La utilidad

Por Javier Aranguren

Profesor de Filosofía y escritor

"Lo que pesa el humo", Ediciones Rialp, Madrid 2001.

Hay una cuestión mágica, que mucha gente toma como la realidad más importante: «¿Para qué sirve?, ¿cuál es la utilidad de lo que me propones?».

Parece que triunfa lo práctico: un ingeniero optimiza una planta de envasado de cacahuetes con miel; un empresario vende teflón para grifos en el mercado de la fontanería; un biólogo nos limpia la alcachofa de bichitos haciéndola más sana, etc. En cambio, el historiador, el experto en música renacentista, el filósofo, o esa persona que se sonroja cuando confiesa que lo que más le gusta es escribir poemas sobre atardeceres, no sirven para nada. Un productor de cine por lo menos hace dinero, un humanista como mucho vende hamburguesas, o educa niños que se niegan a leer lo que les manda y quieren más marcianitos, o consigue becas europeas pagadas por los impuestos de todos, ¡y ya les basta, a ver si producen! Nos negamos a que nadie se dé el lujo de la contemplación: ¡qué trabajen, que la vida es dura y el dolor es bueno

Pero este planteamiento es falso como judas y más hueco que la risa sofocada de un tuberculoso.
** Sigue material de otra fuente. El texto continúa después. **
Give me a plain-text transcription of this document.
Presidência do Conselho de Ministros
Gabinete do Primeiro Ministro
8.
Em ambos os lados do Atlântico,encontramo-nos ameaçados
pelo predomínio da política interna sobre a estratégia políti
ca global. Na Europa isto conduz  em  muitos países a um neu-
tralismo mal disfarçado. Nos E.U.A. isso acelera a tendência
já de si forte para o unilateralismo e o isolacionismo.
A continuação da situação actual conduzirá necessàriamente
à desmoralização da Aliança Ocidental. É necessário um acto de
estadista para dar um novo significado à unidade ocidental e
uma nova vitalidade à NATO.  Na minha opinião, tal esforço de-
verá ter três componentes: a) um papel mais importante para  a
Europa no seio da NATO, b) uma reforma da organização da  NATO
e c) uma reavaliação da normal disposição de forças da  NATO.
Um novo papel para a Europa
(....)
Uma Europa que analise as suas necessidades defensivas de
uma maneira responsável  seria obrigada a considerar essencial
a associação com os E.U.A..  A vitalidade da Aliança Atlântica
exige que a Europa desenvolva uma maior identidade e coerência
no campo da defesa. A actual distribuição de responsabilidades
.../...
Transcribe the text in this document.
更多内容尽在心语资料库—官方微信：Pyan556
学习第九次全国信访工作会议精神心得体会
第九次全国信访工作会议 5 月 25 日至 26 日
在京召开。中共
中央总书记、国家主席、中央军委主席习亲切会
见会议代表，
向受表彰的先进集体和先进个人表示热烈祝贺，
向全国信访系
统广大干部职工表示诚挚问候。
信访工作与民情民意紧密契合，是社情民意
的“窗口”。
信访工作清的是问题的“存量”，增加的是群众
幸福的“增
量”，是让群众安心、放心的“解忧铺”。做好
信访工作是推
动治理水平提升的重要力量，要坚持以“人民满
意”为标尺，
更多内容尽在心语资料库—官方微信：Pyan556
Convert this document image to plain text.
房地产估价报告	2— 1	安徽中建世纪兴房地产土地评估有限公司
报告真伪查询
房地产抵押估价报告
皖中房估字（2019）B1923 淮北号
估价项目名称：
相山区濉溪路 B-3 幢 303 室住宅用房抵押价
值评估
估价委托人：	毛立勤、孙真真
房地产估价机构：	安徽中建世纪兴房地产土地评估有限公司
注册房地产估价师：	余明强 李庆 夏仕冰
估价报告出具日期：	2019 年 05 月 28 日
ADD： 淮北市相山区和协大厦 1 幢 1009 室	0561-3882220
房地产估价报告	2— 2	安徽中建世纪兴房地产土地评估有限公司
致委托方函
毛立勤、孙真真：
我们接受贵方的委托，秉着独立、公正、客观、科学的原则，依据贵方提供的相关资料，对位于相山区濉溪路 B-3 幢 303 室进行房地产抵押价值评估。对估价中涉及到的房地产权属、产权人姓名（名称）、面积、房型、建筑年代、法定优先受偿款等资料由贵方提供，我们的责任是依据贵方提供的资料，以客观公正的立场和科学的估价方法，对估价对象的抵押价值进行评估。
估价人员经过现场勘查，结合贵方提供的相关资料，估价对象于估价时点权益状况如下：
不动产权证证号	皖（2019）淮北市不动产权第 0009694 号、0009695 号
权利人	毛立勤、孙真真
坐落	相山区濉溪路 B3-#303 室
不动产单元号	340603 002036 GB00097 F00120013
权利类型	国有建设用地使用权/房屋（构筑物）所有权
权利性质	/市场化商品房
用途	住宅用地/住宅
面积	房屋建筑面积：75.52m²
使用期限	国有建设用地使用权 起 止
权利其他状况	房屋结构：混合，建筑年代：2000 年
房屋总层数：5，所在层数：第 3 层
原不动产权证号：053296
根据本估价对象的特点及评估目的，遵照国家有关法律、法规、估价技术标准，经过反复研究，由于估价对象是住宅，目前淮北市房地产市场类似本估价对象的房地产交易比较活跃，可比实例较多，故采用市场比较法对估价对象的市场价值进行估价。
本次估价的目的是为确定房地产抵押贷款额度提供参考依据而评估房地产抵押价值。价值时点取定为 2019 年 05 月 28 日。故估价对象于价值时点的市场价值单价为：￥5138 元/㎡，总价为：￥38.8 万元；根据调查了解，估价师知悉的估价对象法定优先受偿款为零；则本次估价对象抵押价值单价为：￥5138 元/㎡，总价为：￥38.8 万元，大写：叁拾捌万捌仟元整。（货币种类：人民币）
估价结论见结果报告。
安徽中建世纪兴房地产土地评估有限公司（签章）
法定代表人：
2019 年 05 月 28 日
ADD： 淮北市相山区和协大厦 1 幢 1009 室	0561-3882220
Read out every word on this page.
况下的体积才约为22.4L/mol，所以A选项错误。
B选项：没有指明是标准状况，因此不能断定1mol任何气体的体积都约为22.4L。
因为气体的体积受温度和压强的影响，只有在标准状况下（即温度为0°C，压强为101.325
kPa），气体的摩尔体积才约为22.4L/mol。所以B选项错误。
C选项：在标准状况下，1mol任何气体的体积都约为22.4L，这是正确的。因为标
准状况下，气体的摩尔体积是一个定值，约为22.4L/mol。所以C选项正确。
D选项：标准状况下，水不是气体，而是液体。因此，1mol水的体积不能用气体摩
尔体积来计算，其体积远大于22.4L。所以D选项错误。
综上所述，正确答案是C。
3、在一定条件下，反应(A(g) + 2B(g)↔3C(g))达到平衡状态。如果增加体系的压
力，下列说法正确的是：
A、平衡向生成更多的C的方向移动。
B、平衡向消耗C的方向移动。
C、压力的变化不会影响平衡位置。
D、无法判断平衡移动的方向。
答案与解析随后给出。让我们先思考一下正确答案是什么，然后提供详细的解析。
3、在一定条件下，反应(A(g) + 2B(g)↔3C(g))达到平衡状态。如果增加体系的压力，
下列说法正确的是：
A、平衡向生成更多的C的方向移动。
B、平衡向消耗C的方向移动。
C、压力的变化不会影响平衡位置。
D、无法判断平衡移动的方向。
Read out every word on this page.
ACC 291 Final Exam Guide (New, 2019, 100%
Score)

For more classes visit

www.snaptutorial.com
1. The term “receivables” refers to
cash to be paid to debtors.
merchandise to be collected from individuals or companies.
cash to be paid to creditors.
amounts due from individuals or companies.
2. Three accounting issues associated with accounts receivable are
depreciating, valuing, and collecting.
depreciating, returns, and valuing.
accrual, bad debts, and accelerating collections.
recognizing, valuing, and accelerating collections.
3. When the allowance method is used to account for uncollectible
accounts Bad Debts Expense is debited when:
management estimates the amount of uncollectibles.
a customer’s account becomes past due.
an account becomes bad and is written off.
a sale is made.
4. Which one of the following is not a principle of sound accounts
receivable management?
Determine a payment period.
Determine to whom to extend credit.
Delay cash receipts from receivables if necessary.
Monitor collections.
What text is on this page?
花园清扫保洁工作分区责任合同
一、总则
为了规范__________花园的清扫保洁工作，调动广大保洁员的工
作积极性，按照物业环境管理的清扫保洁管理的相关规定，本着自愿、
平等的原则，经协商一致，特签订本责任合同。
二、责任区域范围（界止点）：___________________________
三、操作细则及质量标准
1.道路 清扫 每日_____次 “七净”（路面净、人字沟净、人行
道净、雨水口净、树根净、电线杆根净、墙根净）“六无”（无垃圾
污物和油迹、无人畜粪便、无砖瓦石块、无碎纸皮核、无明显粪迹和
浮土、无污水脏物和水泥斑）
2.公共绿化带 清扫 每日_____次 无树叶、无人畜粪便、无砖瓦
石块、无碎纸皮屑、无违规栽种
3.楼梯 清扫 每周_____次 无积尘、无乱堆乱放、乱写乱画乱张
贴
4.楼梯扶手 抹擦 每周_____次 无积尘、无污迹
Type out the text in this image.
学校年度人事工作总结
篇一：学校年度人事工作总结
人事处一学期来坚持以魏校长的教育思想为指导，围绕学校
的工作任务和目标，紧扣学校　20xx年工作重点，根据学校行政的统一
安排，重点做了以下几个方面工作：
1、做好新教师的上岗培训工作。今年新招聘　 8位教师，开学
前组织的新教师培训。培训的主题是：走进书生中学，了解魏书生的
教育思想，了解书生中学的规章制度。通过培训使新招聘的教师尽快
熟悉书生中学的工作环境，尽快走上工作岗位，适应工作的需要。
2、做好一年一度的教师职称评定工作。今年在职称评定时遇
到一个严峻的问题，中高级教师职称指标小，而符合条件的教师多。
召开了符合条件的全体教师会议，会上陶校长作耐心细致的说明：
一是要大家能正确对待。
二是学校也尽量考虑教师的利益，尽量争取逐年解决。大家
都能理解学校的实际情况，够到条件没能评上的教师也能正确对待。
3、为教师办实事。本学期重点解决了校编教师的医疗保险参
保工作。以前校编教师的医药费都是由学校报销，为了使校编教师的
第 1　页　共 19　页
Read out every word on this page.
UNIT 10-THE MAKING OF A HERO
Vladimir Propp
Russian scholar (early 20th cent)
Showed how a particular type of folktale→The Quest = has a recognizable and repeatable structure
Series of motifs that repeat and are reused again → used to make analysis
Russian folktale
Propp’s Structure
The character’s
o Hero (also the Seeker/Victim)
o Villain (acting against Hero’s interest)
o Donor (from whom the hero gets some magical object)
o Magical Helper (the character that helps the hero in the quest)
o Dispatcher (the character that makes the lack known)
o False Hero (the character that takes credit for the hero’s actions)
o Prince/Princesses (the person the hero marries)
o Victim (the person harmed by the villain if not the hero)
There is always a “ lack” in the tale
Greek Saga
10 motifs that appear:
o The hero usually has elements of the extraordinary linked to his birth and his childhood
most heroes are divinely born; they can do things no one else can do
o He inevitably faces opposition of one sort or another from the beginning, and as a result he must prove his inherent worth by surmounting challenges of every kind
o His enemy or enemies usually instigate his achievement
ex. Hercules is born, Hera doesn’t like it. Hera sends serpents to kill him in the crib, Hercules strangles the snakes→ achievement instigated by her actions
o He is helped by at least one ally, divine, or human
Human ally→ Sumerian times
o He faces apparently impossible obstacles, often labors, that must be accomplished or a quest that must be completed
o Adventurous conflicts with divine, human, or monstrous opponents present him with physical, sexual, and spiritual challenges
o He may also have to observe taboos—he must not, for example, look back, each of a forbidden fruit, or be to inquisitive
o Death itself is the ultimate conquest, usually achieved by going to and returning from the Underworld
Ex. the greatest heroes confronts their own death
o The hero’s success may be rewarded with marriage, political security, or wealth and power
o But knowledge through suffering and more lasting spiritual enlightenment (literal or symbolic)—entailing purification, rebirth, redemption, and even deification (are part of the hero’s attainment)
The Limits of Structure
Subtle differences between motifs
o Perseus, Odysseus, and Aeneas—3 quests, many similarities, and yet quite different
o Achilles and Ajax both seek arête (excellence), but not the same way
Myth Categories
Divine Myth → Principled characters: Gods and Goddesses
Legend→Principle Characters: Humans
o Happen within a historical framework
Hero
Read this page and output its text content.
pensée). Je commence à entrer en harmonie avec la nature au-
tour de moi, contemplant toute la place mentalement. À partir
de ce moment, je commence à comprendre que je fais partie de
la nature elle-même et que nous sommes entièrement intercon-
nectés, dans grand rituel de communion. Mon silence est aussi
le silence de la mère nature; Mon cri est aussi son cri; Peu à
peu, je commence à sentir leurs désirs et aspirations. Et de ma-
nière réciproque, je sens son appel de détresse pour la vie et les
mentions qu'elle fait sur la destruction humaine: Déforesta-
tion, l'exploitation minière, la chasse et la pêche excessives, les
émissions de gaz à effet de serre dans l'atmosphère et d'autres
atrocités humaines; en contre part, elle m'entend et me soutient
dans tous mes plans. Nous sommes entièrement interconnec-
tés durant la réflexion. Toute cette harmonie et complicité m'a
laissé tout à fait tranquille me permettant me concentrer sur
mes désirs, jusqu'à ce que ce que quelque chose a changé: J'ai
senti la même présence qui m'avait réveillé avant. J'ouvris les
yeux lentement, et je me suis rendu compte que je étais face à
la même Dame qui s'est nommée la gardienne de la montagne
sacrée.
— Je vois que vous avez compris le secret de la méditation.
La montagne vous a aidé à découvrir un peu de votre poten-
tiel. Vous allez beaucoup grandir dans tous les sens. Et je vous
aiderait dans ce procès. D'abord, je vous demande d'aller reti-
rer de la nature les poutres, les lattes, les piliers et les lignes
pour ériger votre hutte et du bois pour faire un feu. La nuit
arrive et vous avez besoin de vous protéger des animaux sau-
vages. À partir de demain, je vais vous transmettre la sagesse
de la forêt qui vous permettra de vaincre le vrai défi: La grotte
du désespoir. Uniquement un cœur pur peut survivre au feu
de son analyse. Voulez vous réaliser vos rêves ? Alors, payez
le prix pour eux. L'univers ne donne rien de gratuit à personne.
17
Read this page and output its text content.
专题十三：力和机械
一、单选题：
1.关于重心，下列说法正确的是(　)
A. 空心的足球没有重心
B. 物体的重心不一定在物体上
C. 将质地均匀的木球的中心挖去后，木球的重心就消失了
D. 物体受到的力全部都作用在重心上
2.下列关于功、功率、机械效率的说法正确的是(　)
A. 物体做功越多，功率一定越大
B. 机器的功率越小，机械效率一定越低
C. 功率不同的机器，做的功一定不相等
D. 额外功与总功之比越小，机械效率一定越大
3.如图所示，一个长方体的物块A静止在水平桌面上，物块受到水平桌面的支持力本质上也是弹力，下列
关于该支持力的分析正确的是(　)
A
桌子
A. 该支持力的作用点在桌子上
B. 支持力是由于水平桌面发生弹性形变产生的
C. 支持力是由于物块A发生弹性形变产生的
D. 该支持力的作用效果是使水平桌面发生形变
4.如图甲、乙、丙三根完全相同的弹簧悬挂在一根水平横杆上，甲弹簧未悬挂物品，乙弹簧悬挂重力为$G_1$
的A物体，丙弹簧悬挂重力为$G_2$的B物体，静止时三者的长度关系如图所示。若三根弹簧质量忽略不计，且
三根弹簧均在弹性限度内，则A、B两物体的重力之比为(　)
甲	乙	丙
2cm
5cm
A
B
La misma pregunta ?«Para qué sirve?»? parece improcedente: no nos importa que las cosas sirvan, sino que nos orienten para vivir mejor o no. En este sentido, volver a las preguntas esenciales se presenta en el fondo como la realidad más útil a la que se puede plantar cara, y eso precisamente por su aparente inutilidad. ¿En qué cosa consiste ser feliz?, ¿tengo amigos?, ¿tiene sentido trabajar?, ¿qué me espera tras la muerte?, ¿existe Dios y tiene algo que ver conmigo?

Dedicar la vida a solucionar sólo problemas de tipo práctico lleva a una continua sensación de fracaso, de llegar siempre tarde, de regalar a la novia por error ramos de flores marchitas: la informática que se enseñaba en 1985 no sirve absolutamente para nada, las técnicas de comercio que se usan hoy pasarán de moda en seis meses. ¿Qué es lo útil? Y, desde aquí, me atrevo a pontificar, que es algo que tiene que ver con la producción, pero también con el dulce abandono de una existencia regalada. El hombre que no para, que no contempla, que es serio y carece de tiempo para reír, no se ha enterado de nada.

 


 

Razones del filosofar

Por Javier Aranguren, en "Lo que pesa el humo"
Ediciones Rialp, Madrid 2001.

 

En estos tiempos de marketing no es extraño que las empresas, y los colegios, y las universidades, las películas, las salas de fiesta, lo que sea, hagan de todo por promocionarse: hay que ayudar a la libertad humana a centrar la atención en alguna de las múltiples ofertas que se le ofrecen, y por eso existe la publicidad y la propaganda. Lo que nunca había visto, en cambio, es que los que tomen la iniciativa en la actividad de propagar sean los mismos clientes. Y en este caso ocurrió: un grupo de alumnos de cuarto curso de Filosofía se decidieron a organizar unas jornadas con las que decir al público que aquella es una carrera maravillosa.

La reunión tuvo lugar en la biblioteca de un Instituto de Pamplona: habitación antigua, con estanterías hasta el techo, y un mobiliario lleno de carteles que reclamaban el silencio de los presentes y el cuidado de las mesas. Consistían las jornadas en un conjunto de testimonios sobre la necesidad de la actividad filosófica en nuestro mundo de empresas y eficacias. Algunos profesores disertaron sobre el sentido, y la necesidad de plantearse cuestiones; un ex-futbolista ahora empresario, y un banquero antes filósofo, trazaron su propia biografía intelectual y personal de la mano de la pregunta acerca del ente, y todo en su boca eran elogios. Para terminar, cuatro alumnas del último curso describieron su proceso de enamoramiento hacia la sabiduría, coincidiendo todas en subrayar la pequeña tragedia doméstica que supuso su decisión contemplativa (una porque su padre es chapista y no entendía, otra porque su padre quería que fuera diplomática, y tampoco entendía).

La conclusión de tan curioso evento nos pareció evidente: ¿por qué estudiar filosofía? Porque los años de universidad son suficientemente serios como para tener que dedicarlos a las cosas que importan; porque cualquier otra decisión podría haber sido muy eficaz -quién sabe- pero hubiera resultado vacía; porque aquí somos tan pocos, y tan locos, que necesariamente nos queremos.